As the death toll climbed, foreign nations began siding with the rebel groups. They received logistical support from Western countries and Gulf Arab states sent money for weapons. Last May the EU restricted the supply of weapons used to quash demonstrations. Britain and France asked the EU to reconsider the arms embargo in March, hoping to bolster the rebels’ campaign. In June the White House announced the US would supply direct military aid to the Sunni Muslim opposition and Britain is now considering similar intervention.

Who has backed the government?

Russia has supplied Assad’s regime with arms. Its president Vladimir Putin raised tensions on a recent visit to London when he warned Britain not to try to arm Syrian rebels who “eat the organs” of their enemies.
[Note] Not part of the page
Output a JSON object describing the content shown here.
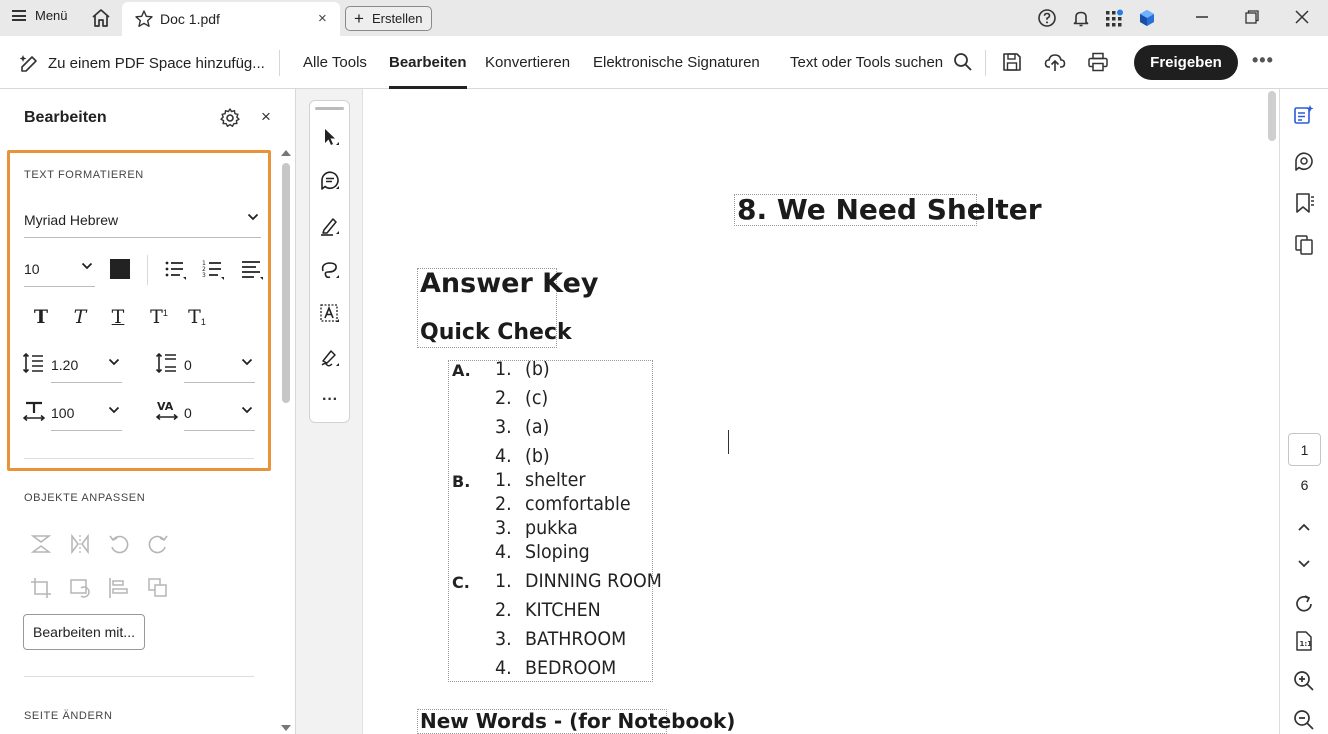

Iran is said to be “committed to preserving” Assad’s regime and was reportedly set to send 4,000 Iranian Revolutionary Guards to the war-ravaged country in June, in support of government forces.

Have civilians been targeted during the conflict?

Hide Ad
Hide Ad

Security forces have been accused of deliberately targeting civilians. More than 100 people - around half of them children - died in a massacre in the village of Houla last May. Reports suggested many victims were shot in their homes following a demonstration against the government.

Are chemical weapons involved?

Syria is thought to have some of the world’s largest stocks of chemical weapons - including mustard gas and the nerve agent sarin. Reports suggest the latter was involved in the deadly attack on a suburb of Damascus on Wednesday. Many of the victims had extreme breathing difficulties in the aftermath of the assault while few showed signs of blood or flesh wounds. Images show men suffering convulsions and foaming at the mouth. Assad firmly denies claims that his regime has used chemical weapons, suggesting that opposition forces could be responsible.

How many people have died in the conflict?

UN estimates suggest more than 100,000 people have been killed so far. Around 30 aid workers are believed to have died during the crisis. Sunday Times journalist Marie Colvin was among a number of reporters killed in Syria. Ms Colvin, 56, died in a rocket attack in Baba Amr, alongside French photographer Remi Ochlik, 28, last February.

How serious is the humanitarian crisis?

Estimates suggest more than two million people have been forced to flee their homes - of which a million are believed to be children. Hundreds of thousands of people have fled to neighbouring countries such as Jordan, Lebanon, Iraq and Turkey. Millions more have been offered humanitarian aid in Syria where violence has made it difficult for many to access food, water, electricity and medical supplies. Human rights groups expect more then three million Syrians will have left the country by the end of the year, if current trends persist.